Annie yine de pes etmez, sevdiği adamla yaşadığı ilişkiye romantizm yüklediğinden, onun ilgisini çekmek için çırpınır durur. Hatta kamptaki diğer erkeklerle de ilişkiye girer ve kadınları yaftalamaya teşne eril dünyanın içinde kötü bir şöhrete sahip olur. Ernaux, henüz cinsel devrimin var olmadığı o yıllarda kadınlara dayatılan toplumsal baskıyı ve cinsel ilişkiye girmenin bir kızın itibarını nasıl örselediğini de eleştirel bir bakışla anlatır, zaman zaman hayranı olduğu Simone de Beauvoir’e atıfta bulunur.
“…S.’deki kızın maruz kaldığı karalamayı bugün hissedilir kılmak için başka bir listeyi, bir grup erkek eğitmenin onu aşağılama ve alay nesnesi haline getirmesinin aracı olan kaba saba alayların, iğnelemelerin, espri kisvesine bürünmüş hakaretlerin listesini de gözler önüne sermek zorundayım. Sözel hegemonyaları tartışmasız kabul edilen –hatta kadın eğitmenler tarafından hayranlıkla karşılanan-, kızları ‘mübarek kıçlılar’ ve ‘kıçsız bedbahtlar’ şeklinde sınıflandırarak onların erotik potansiyellerine değer biçen erkekler…”
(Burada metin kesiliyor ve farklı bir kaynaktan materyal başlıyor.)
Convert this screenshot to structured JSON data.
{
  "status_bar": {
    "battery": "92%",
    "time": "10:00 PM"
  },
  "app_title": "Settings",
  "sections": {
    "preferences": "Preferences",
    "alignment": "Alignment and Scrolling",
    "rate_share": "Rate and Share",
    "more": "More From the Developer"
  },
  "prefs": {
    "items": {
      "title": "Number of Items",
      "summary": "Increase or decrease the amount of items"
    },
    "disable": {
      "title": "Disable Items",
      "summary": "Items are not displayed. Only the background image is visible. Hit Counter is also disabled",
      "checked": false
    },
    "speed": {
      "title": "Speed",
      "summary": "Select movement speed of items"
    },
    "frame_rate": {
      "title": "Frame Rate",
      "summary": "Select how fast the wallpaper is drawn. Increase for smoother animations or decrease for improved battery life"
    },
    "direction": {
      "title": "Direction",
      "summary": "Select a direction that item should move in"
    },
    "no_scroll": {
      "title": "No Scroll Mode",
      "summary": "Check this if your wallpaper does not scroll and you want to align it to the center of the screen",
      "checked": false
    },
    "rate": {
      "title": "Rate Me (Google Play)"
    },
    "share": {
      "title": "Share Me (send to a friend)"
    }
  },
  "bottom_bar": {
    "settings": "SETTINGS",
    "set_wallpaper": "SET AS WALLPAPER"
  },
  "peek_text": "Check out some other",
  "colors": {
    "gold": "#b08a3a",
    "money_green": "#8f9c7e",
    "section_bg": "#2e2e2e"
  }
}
Kitabın ikinci bölümünde, Annie’nin kamptan sonra geçirdiği zaman, -öğretmen olmak için eğitim almaya kalkışması, bir arkadaşıyla çalışmak için Londra'ya nasıl gittiği, bundan sonra nasıl geri döndüğü ve edebiyat okumak için üniversiteye nasıl kaydolduğu anlatılır. Tüm bunlar yaşanırken ve Annie hayatın içinde seyir alırken, H. ile olan olay zaman zaman hayatını gölgelemeye devam etmektedir. Bu bağlamda Annie şunu düşünür:
Başkalarının hayatında, anılarında, varoluş biçimlerinde, eylemlerinde nasıl yer alıyoruz? O adamla geçirdiğim iki gecenin hayatım üzerindeki etkisi ile varlığımın onun hayatındaki hiçliği arasında inanılmaz bir orantısızlık var.”
“Kızın Hikayesi” isimli romanında Nobel Ödüllü Yazar Annie Ernaux, yetişkinliğe adım atan bir genç kızın hikayesini ve onun ilk cinsellik deneyiminde aldığı yaraları sürükleyici bir dille anlatıyor. Aynı zamanda kadınları belirli rollere hapseden ve o rollerin dışına çıkmaya çalıştıklarında yaftalayan toplumsal düzeni de taşlıyor.